KS: I have taught all over the world. The way I got this steady gig in France was interesting. I was pregnant, and my husband had left me. I was living in Somerville in one room. One day I picked up a couple of hitchhikers. They were some kids on the street my age. They were trying to find a youth hostel. I was living in one room in Somerville, it was hot; and I was very pregnant. I told them they could come back to my place for a night or two. One night ended up becoming their entire vacation. And twenty years later I got a letter from them inviting me to become a professor at the University of Paris. So they were students that fell in love with American Literature. They went back and became directors of American Literature at the University, that wasn't even a "filed" at this point. America was still considered a savage tribe; and nobody was interested. But this young group was interested and they headed the selection committee some twenty years later. The original appointment was for 6 months, but now it has been twenty years. The French don't believe that creative writing can be taught, That is starting to change though.
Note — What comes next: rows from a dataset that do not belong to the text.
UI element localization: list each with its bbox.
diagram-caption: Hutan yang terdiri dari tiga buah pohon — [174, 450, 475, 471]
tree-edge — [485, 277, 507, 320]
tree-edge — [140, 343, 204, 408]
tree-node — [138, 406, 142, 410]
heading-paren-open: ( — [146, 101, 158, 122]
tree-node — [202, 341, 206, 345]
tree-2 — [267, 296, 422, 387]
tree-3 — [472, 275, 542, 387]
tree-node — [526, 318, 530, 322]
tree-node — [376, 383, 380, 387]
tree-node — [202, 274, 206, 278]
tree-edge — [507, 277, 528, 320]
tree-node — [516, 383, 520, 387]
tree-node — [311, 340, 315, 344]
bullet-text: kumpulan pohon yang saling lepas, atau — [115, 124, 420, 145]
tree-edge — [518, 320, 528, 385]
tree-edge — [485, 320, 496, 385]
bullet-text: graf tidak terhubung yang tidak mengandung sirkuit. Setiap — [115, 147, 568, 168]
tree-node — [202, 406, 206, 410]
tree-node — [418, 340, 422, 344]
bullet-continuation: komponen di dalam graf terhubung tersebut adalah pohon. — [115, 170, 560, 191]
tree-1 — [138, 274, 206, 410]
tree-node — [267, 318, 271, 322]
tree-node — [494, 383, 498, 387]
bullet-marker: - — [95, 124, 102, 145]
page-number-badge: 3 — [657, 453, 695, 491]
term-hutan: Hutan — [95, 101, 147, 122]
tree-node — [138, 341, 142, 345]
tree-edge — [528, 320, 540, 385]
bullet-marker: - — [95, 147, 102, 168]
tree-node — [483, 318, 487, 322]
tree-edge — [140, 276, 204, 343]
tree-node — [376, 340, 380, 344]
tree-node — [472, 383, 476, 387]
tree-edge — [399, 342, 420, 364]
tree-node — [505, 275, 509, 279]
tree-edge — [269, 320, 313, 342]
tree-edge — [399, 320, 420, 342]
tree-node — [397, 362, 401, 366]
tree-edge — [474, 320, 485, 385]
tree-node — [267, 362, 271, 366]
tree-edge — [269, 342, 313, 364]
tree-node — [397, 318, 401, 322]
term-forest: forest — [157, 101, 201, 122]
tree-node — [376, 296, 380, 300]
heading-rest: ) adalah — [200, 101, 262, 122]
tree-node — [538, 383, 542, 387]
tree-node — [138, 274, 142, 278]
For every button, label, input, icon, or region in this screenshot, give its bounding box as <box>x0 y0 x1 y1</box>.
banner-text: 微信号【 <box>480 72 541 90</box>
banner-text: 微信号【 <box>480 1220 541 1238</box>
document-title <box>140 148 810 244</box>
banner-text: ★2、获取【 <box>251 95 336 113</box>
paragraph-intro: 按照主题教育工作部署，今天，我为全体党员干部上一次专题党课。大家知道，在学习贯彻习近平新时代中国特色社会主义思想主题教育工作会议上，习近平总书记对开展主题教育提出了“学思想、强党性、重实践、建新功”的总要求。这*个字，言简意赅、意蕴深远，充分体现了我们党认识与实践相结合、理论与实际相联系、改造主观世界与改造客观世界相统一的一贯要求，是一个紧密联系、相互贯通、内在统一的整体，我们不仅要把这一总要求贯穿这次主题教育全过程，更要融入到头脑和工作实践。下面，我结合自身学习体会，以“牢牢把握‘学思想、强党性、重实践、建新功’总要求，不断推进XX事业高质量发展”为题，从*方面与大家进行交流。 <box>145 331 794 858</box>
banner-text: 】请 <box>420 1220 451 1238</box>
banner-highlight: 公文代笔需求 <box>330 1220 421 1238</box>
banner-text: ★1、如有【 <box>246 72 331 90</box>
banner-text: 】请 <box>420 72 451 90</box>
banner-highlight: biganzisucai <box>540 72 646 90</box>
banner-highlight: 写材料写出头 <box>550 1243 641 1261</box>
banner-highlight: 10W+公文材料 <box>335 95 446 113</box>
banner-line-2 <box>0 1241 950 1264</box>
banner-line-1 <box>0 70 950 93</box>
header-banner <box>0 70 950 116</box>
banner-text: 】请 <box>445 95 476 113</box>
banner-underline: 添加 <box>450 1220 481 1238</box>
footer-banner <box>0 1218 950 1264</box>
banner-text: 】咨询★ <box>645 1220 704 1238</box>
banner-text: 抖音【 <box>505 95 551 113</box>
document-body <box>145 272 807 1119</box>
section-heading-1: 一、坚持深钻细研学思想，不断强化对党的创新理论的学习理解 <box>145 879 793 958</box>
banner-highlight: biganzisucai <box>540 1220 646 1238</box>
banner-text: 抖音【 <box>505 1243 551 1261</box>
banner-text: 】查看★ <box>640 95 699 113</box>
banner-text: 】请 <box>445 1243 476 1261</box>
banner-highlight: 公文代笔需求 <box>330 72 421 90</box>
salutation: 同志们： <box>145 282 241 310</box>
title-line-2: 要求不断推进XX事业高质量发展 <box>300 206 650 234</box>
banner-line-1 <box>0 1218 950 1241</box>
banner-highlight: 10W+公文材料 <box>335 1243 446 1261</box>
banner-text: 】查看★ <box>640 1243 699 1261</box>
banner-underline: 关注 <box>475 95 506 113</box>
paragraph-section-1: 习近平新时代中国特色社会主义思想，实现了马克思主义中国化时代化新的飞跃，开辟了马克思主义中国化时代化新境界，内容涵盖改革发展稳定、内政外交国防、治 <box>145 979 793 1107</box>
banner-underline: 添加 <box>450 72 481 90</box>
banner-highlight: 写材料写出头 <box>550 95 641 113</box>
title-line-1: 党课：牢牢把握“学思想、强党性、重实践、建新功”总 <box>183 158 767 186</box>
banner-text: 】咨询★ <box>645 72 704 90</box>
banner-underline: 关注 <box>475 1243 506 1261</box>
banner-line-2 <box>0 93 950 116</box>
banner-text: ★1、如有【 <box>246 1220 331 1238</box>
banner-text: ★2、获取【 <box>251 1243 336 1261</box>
DH: You have collaborated with musicians and composers. Does poetry enhance the music or does music enhance the poetry?

KS: Poetry naturally goes with music. I went to Oberlin and I had a double major in music and literature. I wrote a poetry book titled "The Jane Poems" that was based on American music history. The words and music came together--it was an anti-war book. I performed with those with the jazz saxophonist Stan Getz all over the place. Then a composer put something together and we performed it in the American Place Theater. I also performed in France. I have had other works set to music as well. I worked with a young composer Eva Kendrick.

DH: What is your poetry teaching philosophy?

KS: I don't only teach poetry. Right now I am working with the Huntington Theater Fellows in Boston, and the A.R.T. Fellows, at the American Repertory Theater in Cambridge.

I think people hold back when they write poetry. They save the best for last. I say start with your best--and write upward. I always push for that. I create a sense of process and keep outside of the product until I feel they are ready. But when they are ready I know they are going to win prizes. If you are on your path, in your process, I will protect that.

DH: You have written about the different approaches Plath and Sexton took to their poetry.

KS: I got to see their first drafts. I also saw Lowell's response. I think Sexton was the more natural poet. Slyvia was more controlled. Sylvia was very self-protected. Lowell couldn't access her work as well as Sexton. Sexton was a natural; it just flowed out of here.

Lowell wrote how surprised he was that Plath wrote "Ariel," because he could not have predicted it from the very staid, and perfect poems of her past.

I would like to see the mature work of both, but they both died young. Stanley Kunitz for instance, had a whole second flowering after he was 70.

DH: You were a regular Ping Pong partner with the poet Elizabeth Bishop.

KS: Lowell introduced me to Bishop when she first came to Harvard. She had arthritis. I went to her place three times a week to play ping pong with her. Believe it or not I was good in racket sports then. We talked about her problems, we had lunch, and at times she would read to me.

DH: Do you have a new book in the process of coming out?

KS: Yes. "A History of Yearning." It concerns my new way of seeing things when I got back from Europe. I am a child of European refugees. It is about history, art. It should be out in May 2010.


  1. Thank you for this interview. I had the honor of publishing a lovely sestina by Kathleen in the January issue of Autumn Sky Poetry. The subject? Ping pong with Elizabeth Bishop!

  2. It's cheering to hear Kathleen's voice!

  3. Great interview; but it doesn't mention another wonderful book of Kathleen's poems--"Moments of Past Happiness." It's at the Grolier bookstore in Cambridge--read this work, everyone!